In this business we all know that OCR would never have the manpower to dig through actual access audit logs themselves.  Other than item 1 we have a good idea what most of the answers are just from experience.  Here is our simple stab at them.

2 – OCR asks them to produce policies, procedures, and proof they are being followed in investigations.  The audits have been much different than that, however.  OCR staff review the documentation provided which can be all over the place.  Sometimes it is even provided in such a manner that one may think they are trying to throw a smoke screen.

2a – They have a few tech folks on staff but not a log of them.

3 –  They wouldn’t necessarily see the log files themselves.  They would get assurances from the organization that the log files are being reviewed.  Every organization can’t just block IP addresses from outside the US because we have people traveling all over the world who need access to information.  If the organization is security conscience they would have controls in place for monitoring and responding to such accesses to confirm they are ok, though.  The follow-up doesn’t really exist at all.  A problem discussed a few years ago a good bit but not recently.

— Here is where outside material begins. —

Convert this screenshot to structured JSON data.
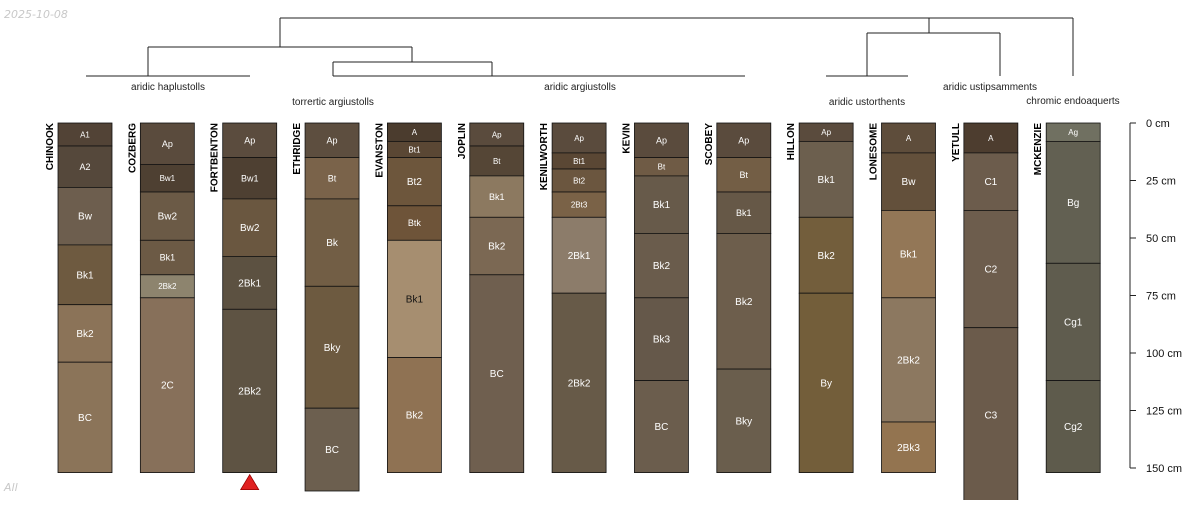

4 – The last audit was desktop and  asked for SRA and Risk Management documentation.  That is it.  Investigations are a good bit different but they are not looking at the entire Security Rule as implied by the TridentUSA reference in the letter.

5 – I don’t think OCR has the legal mandate to cover DICOM and PACS specifics.  HIPAA doesn’t hit on those specific technologies.  Wait, didn’t we just talk about ambiguity in HIPAA recently.  Access controls are required under HIPAA and these cases are clearly violating HIPAA security rule reasonable and appropriate standards.  Until they find the problem they can’t address it though.  They can’t look at protocols and these other things questioned based on HIPAA requirements or with their budgeted manpower.

Here we are in Feb 2020 and there are still images exposed that haven’t been addressed.  As you would guess the biggest problem from the beginning and still is the US.

Do you have images exposed?

If you have any relation to PACS systems in your own business or with your BAs start asking questions right now.  I know some ortho groups have their own MRI and x-ray devices but a remote radiologist does the reads for them.  The rads are using PACS somewhere.

Are they securing your images if you send them over to that PACS system?

Is someone making sure the security measures are being implemented and monitored?

If they say yes, then get them to prove it.  Because…  listen to any number of other episodes.

When you are asking for all this stuff and you get any push back or responses that don’t sound like they are aware of the issue and have taken multiple steps to make sure they are secured.  Well, then PANIC!  Remember about the injecting malware thing, criminals already know that stuff and they have probably known for some time now who is open for further attacks.

This is such a huge issue with so many systems and providers involved it will take a while to address the majority of them and who knows if all of them will be secured before more join the list.  I seriously doubt this will be the end of this issue nor will it be the last one like this level of exposed information.